A única coisa que havia caminhado bem era a história sobre o passado de Evy. Era incrível, mais uma vez Seph se convencia sobre o poder das mentiras, pelo que era fascinado. Sua tentativa menos honesta de defesa era justamente a que havia funcionado melhor. Se Colleen parecia pronta a cair por aquela história, também poderia funcionar com seus pais, se acompanhada de alguns documentos bem falsificados (o que estava em seus planos). - Ela não se coloca em destaque em Hogwarts justamente por segurança... - continuou, como se dissesse o óbvio. Ninguém destacaria uma guarda pessoal para alguém que se pretendia manter fora das vistas de inimigos poderosos. - ... e por modéstia, algo que você não poderia compreender. Portanto, nem se preocupe com essa parte. - insinuou.

Mas foi a reação fria e debochada de Colleen aos mais agressivos ataques de Seph que realmente lhe fizeram sentir-se em desvantagem. Um segundo depois de seu rompante, Stephan já entendia que havia dado a garota o que ela queria. Ao menos ele não havia sacado a varinha, contentaria-se com aquilo. Colleen era mesmo uma naja, arredia e sem capaz de demonstrações de muita força, mas pronta para se desviar de ataques e espalhar veneno. A pior parte era que ela tinha razão...

Seph recuou, e chegou a dar as costas para a menina por um momento. Virou novamente e apoiou um dos braços sobre as costas de uma poltrona. - Você está certa.
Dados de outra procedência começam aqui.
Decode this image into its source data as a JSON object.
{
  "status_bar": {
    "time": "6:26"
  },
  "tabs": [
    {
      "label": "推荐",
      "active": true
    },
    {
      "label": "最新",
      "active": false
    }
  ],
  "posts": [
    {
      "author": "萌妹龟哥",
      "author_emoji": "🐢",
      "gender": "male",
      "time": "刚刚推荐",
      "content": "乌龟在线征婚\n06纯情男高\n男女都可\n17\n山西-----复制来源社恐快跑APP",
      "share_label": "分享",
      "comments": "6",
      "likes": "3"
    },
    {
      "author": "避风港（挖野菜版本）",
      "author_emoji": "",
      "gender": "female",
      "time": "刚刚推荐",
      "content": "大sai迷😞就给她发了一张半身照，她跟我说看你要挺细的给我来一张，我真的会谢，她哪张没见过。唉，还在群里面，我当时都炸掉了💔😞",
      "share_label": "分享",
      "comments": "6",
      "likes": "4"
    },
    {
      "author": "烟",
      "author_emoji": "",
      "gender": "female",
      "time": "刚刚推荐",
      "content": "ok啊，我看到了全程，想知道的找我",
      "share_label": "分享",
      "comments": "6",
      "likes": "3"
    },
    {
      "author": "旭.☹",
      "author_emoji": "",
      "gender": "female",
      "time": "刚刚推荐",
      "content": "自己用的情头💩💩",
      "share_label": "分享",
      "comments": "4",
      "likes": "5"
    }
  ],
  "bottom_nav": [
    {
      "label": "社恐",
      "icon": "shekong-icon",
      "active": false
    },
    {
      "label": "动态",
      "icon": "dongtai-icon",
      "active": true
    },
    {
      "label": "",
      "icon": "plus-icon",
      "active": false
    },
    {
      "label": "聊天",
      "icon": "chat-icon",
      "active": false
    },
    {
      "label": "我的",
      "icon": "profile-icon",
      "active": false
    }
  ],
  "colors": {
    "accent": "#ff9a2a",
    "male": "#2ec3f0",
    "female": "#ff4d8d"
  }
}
Sobre Nicolle, eu não deveria mesmo ter ouvido vocês. Fui fraco mesmo, aceitei fazer algo que sabia estar errado, e realmente devo ser uma besta maligna, porque ainda senti certo prazer naquilo, ainda que por pouco tempo. - sua voz não era mais agressiva, embora demonstrasse uma forte dose de amargura.

- Acontece que você está errada sobre eu não ter aprendido. Aprendi o oposto do que você desejaria. Não vou fazer aquilo de novo, não importa o que você ou qualquer outro aqui deseje. - continou, apontando ao final para a sala ao redor deles. Falava com convicção, algo que ainda lhe era estranho, e mantinha o tom defensivo e rancoroso. - Se quiser ter um inimigo dentro de casa, só por causa disso, então você vai ter. Não vai ser bom pra mim, sei que posso me ferrar. Te acho desprezível, mas não menosprezo o perigo que você oferece. - estava olhando diretamente para os olhos de Colleen naquele momento, e falando pausadamente, preparando o terreno para o que viria a seguir.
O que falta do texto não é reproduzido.